I include a “Usage” on every atom that tallies the number of times that word has been used. That alone is probably not enough, I will probably also need a “probabillity” or “strength” for an atom. Not worried there, easy stuff to create, just how to use it?
Attachment Theory and Trust Level
I am considering some type of robot/human “attachment theory” and “trust level” where the robot is inherently trusting of its creator and close friends (which must be earned), and inherently skeptical of others without multiple sources. This means I will need to save sources for everything. While that means a lot of “source” atoms, which are simple associative atoms to people, websites, etc, which are simple more atoms, it is useful to be able to interact socially and say things like “I heard from Jenn that your mother was sick.”, or “Wikipedia says birds are modern day dinosaurs.” I think this is necessary. Also inherent in this model would be “trust level” atoms to represent the level of trust that the robot has in a given person/source/website/etc.
B.S. Detector
Ideally I’d like the robot to evaluate a new statement like “Penguins can fly” against prior statements from other sources like “Penguins can not fly” and determine which statements are credible and which should be forgotten, and which sources "Might not know what they are talking about because they seem to give me a lot of B.S. and lower their trust level.
Brain Viewing
I would like to make the brain “viewable” as soon as I can.

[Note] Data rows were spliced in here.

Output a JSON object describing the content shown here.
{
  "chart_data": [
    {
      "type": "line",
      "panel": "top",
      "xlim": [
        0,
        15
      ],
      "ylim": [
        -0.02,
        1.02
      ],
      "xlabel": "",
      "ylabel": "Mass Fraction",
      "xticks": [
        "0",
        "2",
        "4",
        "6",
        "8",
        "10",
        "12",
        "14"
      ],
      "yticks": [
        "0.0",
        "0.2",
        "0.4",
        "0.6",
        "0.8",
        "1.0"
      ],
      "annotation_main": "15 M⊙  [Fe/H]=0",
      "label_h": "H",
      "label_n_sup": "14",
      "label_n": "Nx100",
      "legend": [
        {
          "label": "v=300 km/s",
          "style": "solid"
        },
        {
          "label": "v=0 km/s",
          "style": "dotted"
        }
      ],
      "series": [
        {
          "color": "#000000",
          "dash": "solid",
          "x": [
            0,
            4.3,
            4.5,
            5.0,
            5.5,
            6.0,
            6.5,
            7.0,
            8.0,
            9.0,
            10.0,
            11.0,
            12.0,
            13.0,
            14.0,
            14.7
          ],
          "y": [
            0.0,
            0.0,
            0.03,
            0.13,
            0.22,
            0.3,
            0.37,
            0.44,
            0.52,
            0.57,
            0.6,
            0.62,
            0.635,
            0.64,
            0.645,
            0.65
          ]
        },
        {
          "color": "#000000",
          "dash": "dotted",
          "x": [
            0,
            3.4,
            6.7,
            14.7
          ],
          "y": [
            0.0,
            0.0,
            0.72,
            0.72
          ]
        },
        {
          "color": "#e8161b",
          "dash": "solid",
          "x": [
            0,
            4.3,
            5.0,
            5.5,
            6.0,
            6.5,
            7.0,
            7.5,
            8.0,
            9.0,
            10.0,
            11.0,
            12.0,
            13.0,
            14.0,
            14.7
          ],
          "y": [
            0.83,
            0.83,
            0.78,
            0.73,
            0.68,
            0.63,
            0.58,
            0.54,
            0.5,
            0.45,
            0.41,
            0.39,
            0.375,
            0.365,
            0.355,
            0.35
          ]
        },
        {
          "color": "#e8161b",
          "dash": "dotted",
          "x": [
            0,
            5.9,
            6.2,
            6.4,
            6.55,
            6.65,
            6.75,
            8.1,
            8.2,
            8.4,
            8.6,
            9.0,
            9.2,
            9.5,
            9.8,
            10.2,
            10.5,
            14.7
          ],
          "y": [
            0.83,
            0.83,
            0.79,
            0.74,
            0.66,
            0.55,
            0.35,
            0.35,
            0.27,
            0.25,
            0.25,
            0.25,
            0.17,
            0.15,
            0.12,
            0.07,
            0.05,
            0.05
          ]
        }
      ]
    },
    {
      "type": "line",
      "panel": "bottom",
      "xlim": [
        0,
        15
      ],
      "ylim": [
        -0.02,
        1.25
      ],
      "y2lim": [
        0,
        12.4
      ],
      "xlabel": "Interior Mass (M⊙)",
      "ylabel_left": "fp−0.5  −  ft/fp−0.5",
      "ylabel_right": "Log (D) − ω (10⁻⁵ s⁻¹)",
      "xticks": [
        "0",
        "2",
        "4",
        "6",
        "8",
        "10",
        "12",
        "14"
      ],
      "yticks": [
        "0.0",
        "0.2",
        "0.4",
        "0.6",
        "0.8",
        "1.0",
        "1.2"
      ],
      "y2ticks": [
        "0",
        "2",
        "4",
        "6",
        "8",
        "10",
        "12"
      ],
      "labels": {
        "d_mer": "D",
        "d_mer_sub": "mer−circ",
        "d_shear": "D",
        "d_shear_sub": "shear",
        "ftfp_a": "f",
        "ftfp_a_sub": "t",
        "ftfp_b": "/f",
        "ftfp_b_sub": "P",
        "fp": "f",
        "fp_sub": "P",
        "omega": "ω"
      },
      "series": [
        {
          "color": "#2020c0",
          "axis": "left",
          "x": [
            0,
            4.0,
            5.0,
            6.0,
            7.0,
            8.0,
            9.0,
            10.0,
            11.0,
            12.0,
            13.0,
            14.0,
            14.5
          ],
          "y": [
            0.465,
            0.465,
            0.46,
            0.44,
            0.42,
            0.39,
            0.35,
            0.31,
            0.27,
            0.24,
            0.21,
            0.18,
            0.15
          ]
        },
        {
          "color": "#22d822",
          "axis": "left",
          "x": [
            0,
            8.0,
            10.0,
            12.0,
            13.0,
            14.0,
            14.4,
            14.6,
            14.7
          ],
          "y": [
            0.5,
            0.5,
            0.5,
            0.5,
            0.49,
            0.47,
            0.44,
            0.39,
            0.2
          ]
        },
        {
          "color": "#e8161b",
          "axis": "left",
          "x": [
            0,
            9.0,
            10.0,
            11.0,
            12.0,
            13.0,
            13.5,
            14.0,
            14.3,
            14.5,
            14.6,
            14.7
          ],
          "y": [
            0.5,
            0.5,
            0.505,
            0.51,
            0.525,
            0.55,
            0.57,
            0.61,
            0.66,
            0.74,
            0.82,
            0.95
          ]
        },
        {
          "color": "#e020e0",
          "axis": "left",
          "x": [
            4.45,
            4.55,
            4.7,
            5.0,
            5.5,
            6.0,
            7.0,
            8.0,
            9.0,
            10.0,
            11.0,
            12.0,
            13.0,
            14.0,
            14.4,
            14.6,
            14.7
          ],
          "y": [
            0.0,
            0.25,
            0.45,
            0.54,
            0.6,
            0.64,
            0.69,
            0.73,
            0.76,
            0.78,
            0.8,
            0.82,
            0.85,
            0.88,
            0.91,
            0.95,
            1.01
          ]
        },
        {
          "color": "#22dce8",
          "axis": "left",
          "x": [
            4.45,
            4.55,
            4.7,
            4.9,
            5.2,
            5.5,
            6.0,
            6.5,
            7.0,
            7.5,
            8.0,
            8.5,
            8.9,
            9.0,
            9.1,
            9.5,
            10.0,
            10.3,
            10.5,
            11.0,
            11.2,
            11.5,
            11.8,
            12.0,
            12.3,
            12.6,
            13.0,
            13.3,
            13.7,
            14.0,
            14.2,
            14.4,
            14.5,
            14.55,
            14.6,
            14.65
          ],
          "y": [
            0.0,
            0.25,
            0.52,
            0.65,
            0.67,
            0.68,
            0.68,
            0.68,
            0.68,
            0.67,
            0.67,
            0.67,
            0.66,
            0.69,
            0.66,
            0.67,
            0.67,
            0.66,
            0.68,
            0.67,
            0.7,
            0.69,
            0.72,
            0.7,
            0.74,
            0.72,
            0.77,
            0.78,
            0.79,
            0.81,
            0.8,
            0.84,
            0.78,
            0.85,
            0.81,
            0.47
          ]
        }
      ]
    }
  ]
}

The sooner I can make it transparent, the sooner I can get help. I have to convert all her existing memories to atoms, and write a webapp to view and edit the atomspace. At this point I could make the memory “viewable” and editable. The brain would not be usable though until I rewrite the various services and agents to use the new memories, and re-test everything Thats before I make any improvements.
Its a lot of work, but I know it can be done, I know it will be powerful, and I know I could do it if I could sit down for even 2 weeks of straight time and crank it out. Unfortunately, my days are filled right now with other summer labors. It will happen though. I would like to pull you and a few others in at that point and see if I can get a few to try it out and keep contributing ideas. I very much value your ongoing thought contribution/leadership on this.
I’ve mellowed in my enthusiasm for OpenCog. I’m no longer frothing at the mouth, I’m merely a big fan and student of their work. I still lack the computer science and AI background to grok a lot of techniques they are using. Perhaps others can help on that. I like Minsky’s ideas too and they seem similar (although I haven’t read his stuff, just wiki). Minsky makes me think that my memory ideas and having a bunch a fairly simple agents for different purposes is a good foundation to build on. We’ll see.
A final thought…“Gesture” atoms. A gesture would represent a pose or a set of synchronized movements. If robot responses can be associated with gesture nodes, then this facilitates more expressive behavior beyond just facial emotion expression, if a robot has arms, head movement, or other means of movement/expression. Figuring out how to map that to servo movements will be on wish list for next year. More atoms.